With more than a million peach trees spread across the state producing in excess of one million bushels a year, peach production in Texas has become a significant specialty crop for many growers. But the temperamental nature of the delicate fruit and extensive sensitivity to climate makes peach production a risky proposition.

But Gary Marburger’s orchard just west of Fredericksburg is proof that the right combination of good soil, ample water, favorable weather, and hard work can make for a profitable operation for a determined grower. While still early in the growing season, the prospect for success this year looks promising.

“Several things have fallen into place so far this year. While January was an exceptionally warm month for us, a cool November and December provided us with enough chilling weather to break dormancy and induce a normal bloom,” Marburger says. “Combined with good winter rains, we are hopeful this will be a good peach year.”

Peaches have a chilling requirement of a certain number of hours of winter temperatures between 32 degrees to 45 degrees Fahrenheit each year to break dormancy and induce normal bloom and vegetative growth. If varieties have a chilling requirement that is too low, the probability is higher that they will bloom early and be more vulnerable to frost. If the chilling requirement is too high, they may be very slow to break dormancy and abort fruit.  Marburger says early winter chilling was just right to satisfy the requirements of his varieties.

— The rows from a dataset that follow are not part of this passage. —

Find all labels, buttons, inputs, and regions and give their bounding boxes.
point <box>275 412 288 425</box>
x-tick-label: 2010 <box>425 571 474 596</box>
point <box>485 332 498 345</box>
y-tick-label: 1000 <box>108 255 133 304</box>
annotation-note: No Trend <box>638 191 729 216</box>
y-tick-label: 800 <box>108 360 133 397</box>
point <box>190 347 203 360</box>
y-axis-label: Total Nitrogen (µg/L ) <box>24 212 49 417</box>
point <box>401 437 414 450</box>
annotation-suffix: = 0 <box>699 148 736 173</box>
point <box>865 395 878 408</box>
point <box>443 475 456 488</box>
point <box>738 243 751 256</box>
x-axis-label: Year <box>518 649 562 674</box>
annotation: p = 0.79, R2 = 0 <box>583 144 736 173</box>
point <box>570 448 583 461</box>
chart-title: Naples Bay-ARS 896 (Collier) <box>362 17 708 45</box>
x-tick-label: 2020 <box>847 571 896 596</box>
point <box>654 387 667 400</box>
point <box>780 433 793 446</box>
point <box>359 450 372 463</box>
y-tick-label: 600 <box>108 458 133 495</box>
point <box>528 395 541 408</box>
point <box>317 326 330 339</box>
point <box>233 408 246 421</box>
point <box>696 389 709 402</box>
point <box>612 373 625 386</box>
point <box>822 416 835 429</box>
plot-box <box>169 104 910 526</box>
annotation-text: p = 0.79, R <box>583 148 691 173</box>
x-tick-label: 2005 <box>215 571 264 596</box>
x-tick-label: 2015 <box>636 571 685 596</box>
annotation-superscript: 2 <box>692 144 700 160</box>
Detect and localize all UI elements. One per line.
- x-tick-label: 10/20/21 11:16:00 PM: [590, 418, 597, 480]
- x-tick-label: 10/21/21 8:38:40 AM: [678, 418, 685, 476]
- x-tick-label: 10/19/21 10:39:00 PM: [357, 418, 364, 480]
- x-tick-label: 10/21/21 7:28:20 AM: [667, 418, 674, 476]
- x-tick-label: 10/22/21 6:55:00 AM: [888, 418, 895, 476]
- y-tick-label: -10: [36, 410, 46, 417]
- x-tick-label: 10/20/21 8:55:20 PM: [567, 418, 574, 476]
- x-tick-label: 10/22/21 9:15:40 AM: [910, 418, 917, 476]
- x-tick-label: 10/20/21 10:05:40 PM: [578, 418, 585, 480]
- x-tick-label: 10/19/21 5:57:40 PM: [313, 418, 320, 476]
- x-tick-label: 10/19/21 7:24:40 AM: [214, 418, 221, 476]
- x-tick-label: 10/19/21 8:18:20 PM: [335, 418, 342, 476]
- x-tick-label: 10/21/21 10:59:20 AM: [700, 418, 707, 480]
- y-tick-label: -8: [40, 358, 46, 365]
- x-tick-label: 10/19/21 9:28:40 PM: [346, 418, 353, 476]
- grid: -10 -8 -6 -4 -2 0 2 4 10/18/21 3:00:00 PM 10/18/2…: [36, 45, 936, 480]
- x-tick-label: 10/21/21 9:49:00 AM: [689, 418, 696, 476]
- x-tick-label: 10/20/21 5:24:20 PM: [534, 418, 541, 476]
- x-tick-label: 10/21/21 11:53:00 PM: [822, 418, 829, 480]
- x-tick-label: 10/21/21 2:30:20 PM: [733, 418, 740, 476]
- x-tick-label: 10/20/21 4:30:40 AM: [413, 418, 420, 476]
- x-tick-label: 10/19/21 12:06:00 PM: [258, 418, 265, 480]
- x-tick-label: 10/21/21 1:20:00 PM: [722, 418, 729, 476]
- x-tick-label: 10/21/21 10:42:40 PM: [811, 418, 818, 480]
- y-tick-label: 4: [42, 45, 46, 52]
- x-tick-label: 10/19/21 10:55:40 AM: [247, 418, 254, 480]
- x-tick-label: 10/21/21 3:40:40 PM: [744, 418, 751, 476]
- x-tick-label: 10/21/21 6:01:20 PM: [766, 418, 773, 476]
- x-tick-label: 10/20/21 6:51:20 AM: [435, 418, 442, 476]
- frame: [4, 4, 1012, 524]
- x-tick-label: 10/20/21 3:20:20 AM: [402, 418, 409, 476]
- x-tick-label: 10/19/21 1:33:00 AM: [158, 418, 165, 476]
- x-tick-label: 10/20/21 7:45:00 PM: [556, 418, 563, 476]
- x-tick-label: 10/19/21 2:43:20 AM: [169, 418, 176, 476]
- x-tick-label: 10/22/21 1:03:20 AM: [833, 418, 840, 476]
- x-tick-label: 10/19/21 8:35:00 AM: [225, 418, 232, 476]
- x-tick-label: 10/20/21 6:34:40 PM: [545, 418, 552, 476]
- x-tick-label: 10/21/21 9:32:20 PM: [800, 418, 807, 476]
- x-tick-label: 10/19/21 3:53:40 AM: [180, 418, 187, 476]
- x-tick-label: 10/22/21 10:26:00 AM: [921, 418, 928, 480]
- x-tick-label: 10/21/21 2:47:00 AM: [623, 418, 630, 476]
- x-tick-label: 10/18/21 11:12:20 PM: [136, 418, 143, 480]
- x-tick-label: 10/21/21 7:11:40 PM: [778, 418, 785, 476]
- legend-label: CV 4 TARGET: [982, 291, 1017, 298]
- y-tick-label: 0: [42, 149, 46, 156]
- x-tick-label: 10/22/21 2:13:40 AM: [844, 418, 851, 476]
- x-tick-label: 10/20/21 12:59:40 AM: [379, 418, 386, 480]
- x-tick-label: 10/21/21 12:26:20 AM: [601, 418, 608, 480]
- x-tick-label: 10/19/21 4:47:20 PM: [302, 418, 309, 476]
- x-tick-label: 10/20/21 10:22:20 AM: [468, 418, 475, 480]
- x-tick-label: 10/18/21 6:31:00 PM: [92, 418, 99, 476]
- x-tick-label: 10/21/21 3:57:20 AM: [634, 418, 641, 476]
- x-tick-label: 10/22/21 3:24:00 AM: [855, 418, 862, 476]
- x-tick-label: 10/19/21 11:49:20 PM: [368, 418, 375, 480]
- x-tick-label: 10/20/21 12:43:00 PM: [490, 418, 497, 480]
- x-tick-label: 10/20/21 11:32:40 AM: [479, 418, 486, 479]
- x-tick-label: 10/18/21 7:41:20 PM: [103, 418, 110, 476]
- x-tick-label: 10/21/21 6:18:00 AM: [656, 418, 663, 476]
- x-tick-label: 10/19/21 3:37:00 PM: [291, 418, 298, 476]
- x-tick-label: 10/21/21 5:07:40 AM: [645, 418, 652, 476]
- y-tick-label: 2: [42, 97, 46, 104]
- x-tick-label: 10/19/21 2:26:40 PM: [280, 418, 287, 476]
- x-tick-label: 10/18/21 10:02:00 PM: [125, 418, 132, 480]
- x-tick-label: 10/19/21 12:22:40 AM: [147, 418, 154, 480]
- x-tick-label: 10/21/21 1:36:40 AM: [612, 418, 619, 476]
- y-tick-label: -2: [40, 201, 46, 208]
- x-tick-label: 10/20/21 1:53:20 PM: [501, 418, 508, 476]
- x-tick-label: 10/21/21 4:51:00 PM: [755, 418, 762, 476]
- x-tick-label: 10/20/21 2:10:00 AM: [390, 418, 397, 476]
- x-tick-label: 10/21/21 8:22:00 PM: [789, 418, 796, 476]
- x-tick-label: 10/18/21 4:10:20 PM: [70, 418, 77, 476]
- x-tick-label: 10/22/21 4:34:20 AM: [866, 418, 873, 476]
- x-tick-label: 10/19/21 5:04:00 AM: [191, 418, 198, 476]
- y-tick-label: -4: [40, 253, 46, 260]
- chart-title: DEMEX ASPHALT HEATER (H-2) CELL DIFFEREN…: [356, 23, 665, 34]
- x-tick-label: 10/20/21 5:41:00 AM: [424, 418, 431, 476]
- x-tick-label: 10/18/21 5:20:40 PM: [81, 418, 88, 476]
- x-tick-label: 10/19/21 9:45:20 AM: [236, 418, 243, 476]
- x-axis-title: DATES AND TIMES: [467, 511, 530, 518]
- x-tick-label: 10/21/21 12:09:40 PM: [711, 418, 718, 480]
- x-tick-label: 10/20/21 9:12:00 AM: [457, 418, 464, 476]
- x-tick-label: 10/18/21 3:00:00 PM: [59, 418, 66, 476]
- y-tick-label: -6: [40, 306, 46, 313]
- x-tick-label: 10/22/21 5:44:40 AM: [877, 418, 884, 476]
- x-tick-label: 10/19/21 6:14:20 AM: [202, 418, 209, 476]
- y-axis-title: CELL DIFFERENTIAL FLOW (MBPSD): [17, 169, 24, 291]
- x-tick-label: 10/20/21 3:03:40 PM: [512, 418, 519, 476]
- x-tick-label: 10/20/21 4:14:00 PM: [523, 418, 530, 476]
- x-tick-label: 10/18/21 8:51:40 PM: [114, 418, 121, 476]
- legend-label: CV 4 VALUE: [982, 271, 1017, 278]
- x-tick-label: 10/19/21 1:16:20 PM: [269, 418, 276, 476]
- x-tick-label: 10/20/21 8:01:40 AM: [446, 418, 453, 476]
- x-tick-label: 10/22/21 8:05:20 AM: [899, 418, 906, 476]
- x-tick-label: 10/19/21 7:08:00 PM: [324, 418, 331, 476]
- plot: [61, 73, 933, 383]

Marburger Orchard is largely a pick-your-own farm-to-consumer operation servicing the San Antonio and Austin markets. Any given weekend during harvest season, thousands of customers travel the narrow back roads of Gillespie County to locate what many call the freshest fruit and vegetables in Texas. Marburger also grows strawberries, blackberries and vegetables in season, but his Hill Country peaches, sweet and succulent to the most discriminating taste, are his featured product.